Without knowing whether a copyright holder exists means that thousands of works that could be added to the public domain remain in limbo until Congress provides a solution. Unlocking the potential of these orphan works has been a key issue for the Copyright Office, but not for Congress. An Impact Assessment Report on Orphan Works by the Copyright Office in June 2012 stated that ‘up to 2,500 museums, 3,393 public libraries, 3,000 community archives, 979 academic libraries and approximately 3,500 trust archives’ which hold orphan works would benefit. Unfortunately, there seems to be little appetite in Congress to address the issue.
While there are legitimate reasons as to why copyright duration may be considered too long, the United States and other signatories of the Berne Convention (the international copyright treaty) all agree on the current length of protection. Any reductionwould require so many stakeholders and countries to agree that it is unlikely to happen. However, given the potential revenue losses that media corporations may see in the future as their characters, books, movies, and art get closer to losing copyright protection (such as Mickey Mouse), you can be sure that Congress will begin to receive pressure from lobbyist to further extend copyright duration.
Part of the problem is the failure of the Supreme Court of the United States to uphold at least the spirit of the United States Constitution, which provides that Congress may enact copyright protection for a limited time.

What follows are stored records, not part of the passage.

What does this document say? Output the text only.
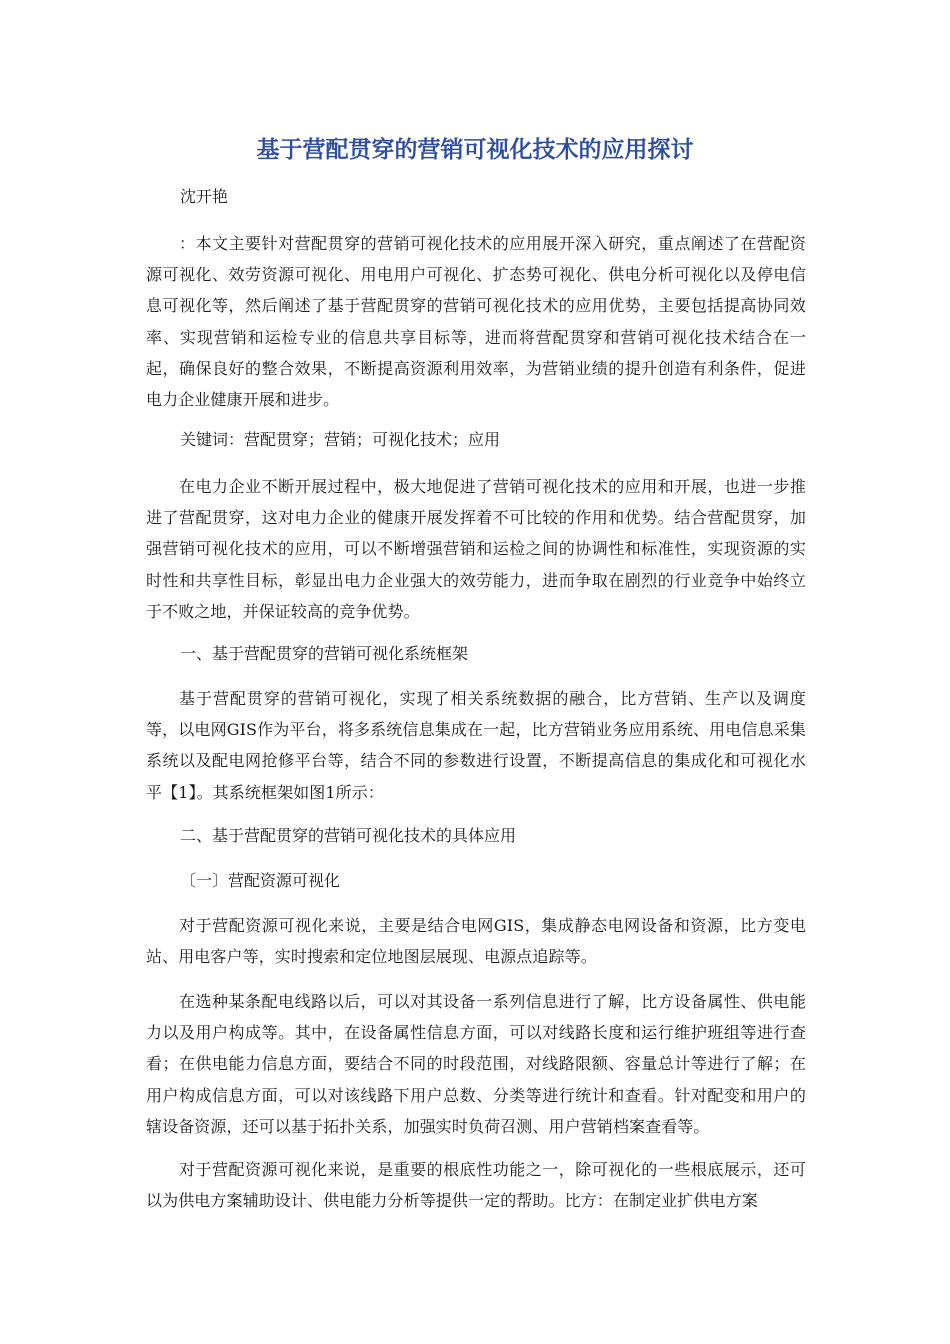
基于营配贯穿的营销可视化技术的应用探讨

沈开艳

：本文主要针对营配贯穿的营销可视化技术的应用展开深入研究，重点阐述了在营配资源可视化、效劳资源可视化、用电用户可视化、扩态势可视化、供电分析可视化以及停电信息可视化等，然后阐述了基于营配贯穿的营销可视化技术的应用优势，主要包括提高协同效率、实现营销和运检专业的信息共享目标等，进而将营配贯穿和营销可视化技术结合在一起，确保良好的整合效果，不断提高资源利用效率，为营销业绩的提升创造有利条件，促进电力企业健康开展和进步。

关键词：营配贯穿；营销；可视化技术；应用

在电力企业不断开展过程中，极大地促进了营销可视化技术的应用和开展，也进一步推进了营配贯穿，这对电力企业的健康开展发挥着不可比较的作用和优势。结合营配贯穿，加强营销可视化技术的应用，可以不断增强营销和运检之间的协调性和标准性，实现资源的实时性和共享性目标，彰显出电力企业强大的效劳能力，进而争取在剧烈的行业竞争中始终立于不败之地，并保证较高的竞争优势。

一、基于营配贯穿的营销可视化系统框架

基于营配贯穿的营销可视化，实现了相关系统数据的融合，比方营销、生产以及调度等，以电网GIS作为平台，将多系统信息集成在一起，比方营销业务应用系统、用电信息采集系统以及配电网抢修平台等，结合不同的参数进行设置，不断提高信息的集成化和可视化水平【1】。其系统框架如图1所示：

二、基于营配贯穿的营销可视化技术的具体应用

〔一〕营配资源可视化

对于营配资源可视化来说，主要是结合电网GIS，集成静态电网设备和资源，比方变电站、用电客户等，实时搜索和定位地图层展现、电源点追踪等。

在选种某条配电线路以后，可以对其设备一系列信息进行了解，比方设备属性、供电能力以及用户构成等。其中，在设备属性信息方面，可以对线路长度和运行维护班组等进行查看；在供电能力信息方面，要结合不同的时段范围，对线路限额、容量总计等进行了解；在用户构成信息方面，可以对该线路下用户总数、分类等进行统计和查看。针对配变和用户的辖设备资源，还可以基于拓扑关系，加强实时负荷召测、用户营销档案查看等。

对于营配资源可视化来说，是重要的根底性功能之一，除可视化的一些根底展示，还可以为供电方案辅助设计、供电能力分析等提供一定的帮助。比方：在制定业扩供电方案
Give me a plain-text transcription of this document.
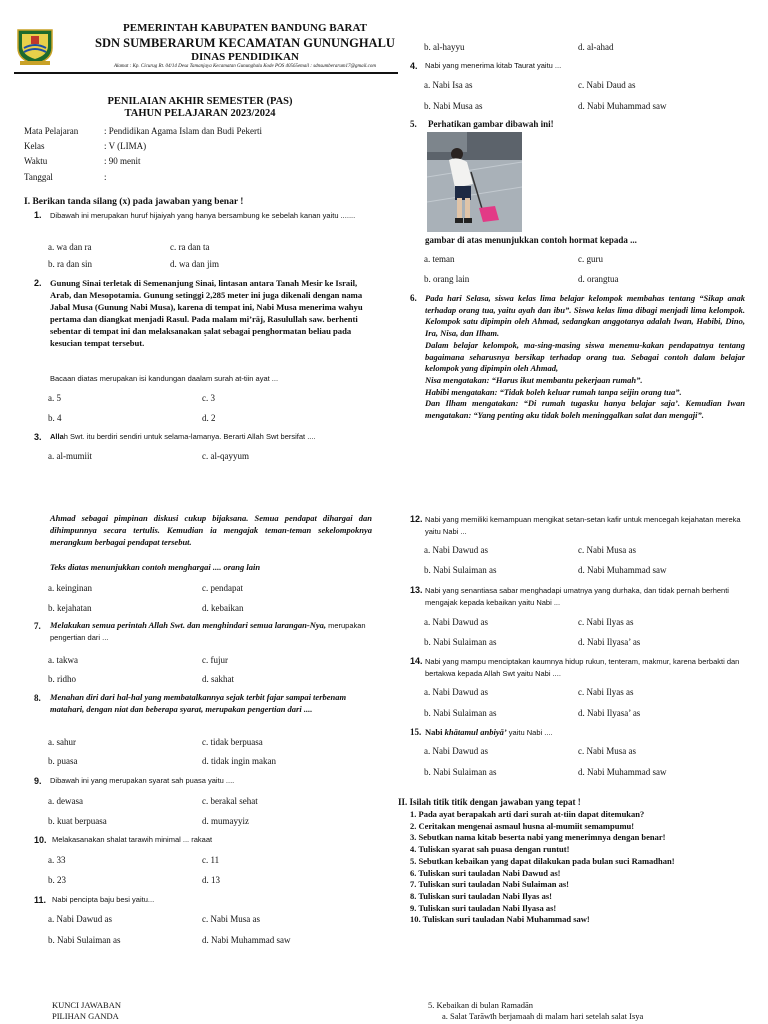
PEMERINTAH KABUPATEN BANDUNG BARAT
SDN SUMBERARUM KECAMATAN GUNUNGHALU
DINAS PENDIDIKAN
Alamat : Kp. Cicurug Rt. 04/14 Desa Tamanjaya Kecamatan Gununghalu Kode POS 40565email : sdnsumberarum17@gmail.com
PENILAIAN AKHIR SEMESTER (PAS)
TAHUN PELAJARAN 2023/2024
Mata Pelajaran	: Pendidikan Agama Islam dan Budi Pekerti
Kelas	: V (LIMA)
Waktu	: 90 menit
Tanggal	:
I. Berikan tanda silang (x) pada jawaban yang benar !
1. Dibawah ini merupakan huruf hijaiyah yang hanya bersambung ke sebelah kanan yaitu .......
a. wa dan ra	c. ra dan ta
b. ra dan sin	d. wa dan jim
2. Gunung Sinai terletak di Semenanjung Sinai, lintasan antara Tanah Mesir ke Israil, Arab, dan Mesopotamia. Gunung setinggi 2,285 meter ini juga dikenali dengan nama Jabal Musa (Gunung Nabi Musa), karena di tempat ini, Nabi Musa menerima wahyu pertama dan diangkat menjadi Rasul. Pada malam mi’rāj, Rasulullah saw. berhenti sebentar di tempat ini dan melaksanakan ṣalat sebagai penghormatan beliau pada kesucian tempat tersebut.
Bacaan diatas merupakan isi kandungan daalam surah at-tiin ayat ...
a. 5	c. 3
b. 4	d. 2
3. Allah Swt. itu berdiri sendiri untuk selama-lamanya. Berarti Allah Swt bersifat ....
a. al-mumiit	c. al-qayyum
b. al-hayyu	d. al-ahad
4. Nabi yang menerima kitab Taurat yaitu ...
a. Nabi Isa as	c. Nabi Daud as
b. Nabi Musa as	d. Nabi Muhammad saw
5. Perhatikan gambar dibawah ini!
gambar di atas menunjukkan contoh hormat kepada ...
a. teman	c. guru
b. orang lain	d. orangtua
6. Pada hari Selasa, siswa kelas lima belajar kelompok membahas tentang “Sikap anak terhadap orang tua, yaitu ayah dan ibu”. Siswa kelas lima dibagi menjadi lima kelompok. Kelompok satu dipimpin oleh Ahmad, sedangkan anggotanya adalah Iwan, Habibi, Dino, Ira, Nisa, dan Ilham.
Dalam belajar kelompok, ma-sing-masing siswa menemu-kakan pendapatnya tentang bagaimana seharusnya bersikap terhadap orang tua. Sebagai contoh dalam belajar kelompok yang dipimpin oleh Ahmad,
Nisa mengatakan: “Harus ikut membantu pekerjaan rumah”.
Habibi mengatakan: “Tidak boleh keluar rumah tanpa seijin orang tua”.
Dan Ilham mengatakan: “Di rumah tugasku hanya belajar saja’. Kemudian Iwan mengatakan: “Yang penting aku tidak boleh meninggalkan salat dan mengaji”.
Ahmad sebagai pimpinan diskusi cukup bijaksana. Semua pendapat dihargai dan dihimpunnya secara tertulis. Kemudian ia mengajak teman-teman sekelompoknya merangkum berbagai pendapat tersebut.
Teks diatas menunjukkan contoh menghargai .... orang lain
a. keinginan	c. pendapat
b. kejahatan	d. kebaikan
7. Melakukan semua perintah Allah Swt. dan menghindari semua larangan-Nya, merupakan pengertian dari ...
a. takwa	c. fujur
b. ridho	d. sakhat
8. Menahan diri dari hal-hal yang membatalkannya sejak terbit fajar sampai terbenam matahari, dengan niat dan beberapa syarat, merupakan pengertian dari ....
a. sahur	c. tidak berpuasa
b. puasa	d. tidak ingin makan
9. Dibawah ini yang merupakan syarat sah puasa yaitu ....
a. dewasa	c. berakal sehat
b. kuat berpuasa	d. mumayyiz
10. Melakasanakan shalat tarawih minimal ... rakaat
a. 33	c. 11
b. 23	d. 13
11. Nabi pencipta baju besi yaitu...
a. Nabi Dawud as	c. Nabi Musa as
b. Nabi Sulaiman as	d. Nabi Muhammad saw
12. Nabi yang memiliki kemampuan mengikat setan-setan kafir untuk mencegah kejahatan mereka yaitu Nabi ...
a. Nabi Dawud as	c. Nabi Musa as
b. Nabi Sulaiman as	d. Nabi Muhammad saw
13. Nabi yang senantiasa sabar menghadapi umatnya yang durhaka, dan tidak pernah berhenti mengajak kepada kebaikan yaitu Nabi ...
a. Nabi Dawud as	c. Nabi Ilyas as
b. Nabi Sulaiman as	d. Nabi Ilyasa’ as
14. Nabi yang mampu menciptakan kaumnya hidup rukun, tenteram, makmur, karena berbakti dan bertakwa kepada Allah Swt yaitu Nabi ....
a. Nabi Dawud as	c. Nabi Ilyas as
b. Nabi Sulaiman as	d. Nabi Ilyasa’ as
15. Nabi khātamul anbiyā’ yaitu Nabi ....
a. Nabi Dawud as	c. Nabi Musa as
b. Nabi Sulaiman as	d. Nabi Muhammad saw
II. Isilah titik titik dengan jawaban yang tepat !
1. Pada ayat berapakah arti dari surah at-tiin dapat ditemukan?
2. Ceritakan mengenai asmaul husna al-mumiit semampumu!
3. Sebutkan nama kitab beserta nabi yang menerimnya dengan benar!
4. Tuliskan syarat sah puasa dengan runtut!
5. Sebutkan kebaikan yang dapat dilakukan pada bulan suci Ramadhan!
6. Tuliskan suri tauladan Nabi Dawud as!
7. Tuliskan suri tauladan Nabi Sulaiman as!
8. Tuliskan suri tauladan Nabi Ilyas as!
9. Tuliskan suri tauladan Nabi Ilyasa as!
10. Tuliskan suri tauladan Nabi Muhammad saw!
KUNCI JAWABAN
PILIHAN GANDA
5. Kebaikan di bulan Ramadān
a. Salat Tarāwīh berjamaah di malam hari setelah salat Isya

While it is true that Congress has never enacted a law providing for perpetual copyright, repeatedly extending the “limited” copyrights just before they expire is tantamount to the same thing. I believe that a copyright, once granted for a specific term, should not be subject to extension.
I also think that the old 28 year rule, with one renewal, was sufficient. If it were still the law, everything created before 1961 would be in the public domain.
In my previous comment, 1961 should be 1959, of course.
So engaging for such a complicated, yet essential, topic. Really really well-written.